A key point is that the World Ocean Assessment 1 will make use of, and be fundamentally built upon, existing assessments: these will include the results of major international marine programmes, such as the assessments of the Intergovernmental Panel on Climate Change, and the Census of Marine Life (4), the outputs of agencies like the UN Food and Agriculture Organisation (5), and the assessments produced by regional seas organizations and regional fisheries management bodies.
The draft World Ocean Assessment I will be subject to a double review. On the one hand, it will be submitted to UN Member States for their comments. On the other hand, independent peer-reviewers who have not been involved in the development of the assessment, drawn from the Pool of Experts, will be asked to examine the draft. A final version of the World Ocean Assessment 1 will then be produced, in the light of all comments from States and peer-reviewers.
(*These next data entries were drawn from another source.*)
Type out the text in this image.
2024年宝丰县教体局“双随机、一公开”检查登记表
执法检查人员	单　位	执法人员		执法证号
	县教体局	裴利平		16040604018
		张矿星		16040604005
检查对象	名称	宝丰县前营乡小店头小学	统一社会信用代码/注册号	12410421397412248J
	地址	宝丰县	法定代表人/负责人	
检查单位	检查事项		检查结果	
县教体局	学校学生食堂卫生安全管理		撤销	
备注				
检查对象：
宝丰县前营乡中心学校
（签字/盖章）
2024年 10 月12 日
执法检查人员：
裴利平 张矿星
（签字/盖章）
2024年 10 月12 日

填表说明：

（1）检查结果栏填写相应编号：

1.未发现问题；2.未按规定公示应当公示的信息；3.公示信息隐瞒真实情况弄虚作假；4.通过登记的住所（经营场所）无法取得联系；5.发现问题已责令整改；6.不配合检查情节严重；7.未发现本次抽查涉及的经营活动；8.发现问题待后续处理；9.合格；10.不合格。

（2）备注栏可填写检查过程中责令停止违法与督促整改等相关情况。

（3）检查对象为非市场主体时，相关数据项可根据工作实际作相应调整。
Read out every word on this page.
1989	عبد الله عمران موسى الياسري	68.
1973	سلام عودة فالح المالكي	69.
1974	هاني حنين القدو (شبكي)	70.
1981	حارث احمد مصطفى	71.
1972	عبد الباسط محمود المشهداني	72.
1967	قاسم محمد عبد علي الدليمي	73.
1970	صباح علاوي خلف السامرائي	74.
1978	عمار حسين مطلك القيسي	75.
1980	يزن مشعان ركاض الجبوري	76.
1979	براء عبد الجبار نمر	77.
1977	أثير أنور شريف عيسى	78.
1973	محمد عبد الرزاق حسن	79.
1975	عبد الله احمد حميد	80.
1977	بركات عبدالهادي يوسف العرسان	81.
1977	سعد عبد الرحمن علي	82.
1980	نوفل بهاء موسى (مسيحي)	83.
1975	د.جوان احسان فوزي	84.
Multiplying the types of experts required by number of chapters and the number of different geographic regions of the oceans, and the different roles required (Lead Drafters, commentators, peer-reviewers) suggests that the membership of the Pool of Experts may need to number around 1,000 individuals. Drafting the World Ocean Assessment 1 is thus a major undertaking that will require the full cooperation and participation of the world’s community of marine experts if it is to be successful. Recruitment to the Pool of Experts will be a continuing process, as new requirements become apparent.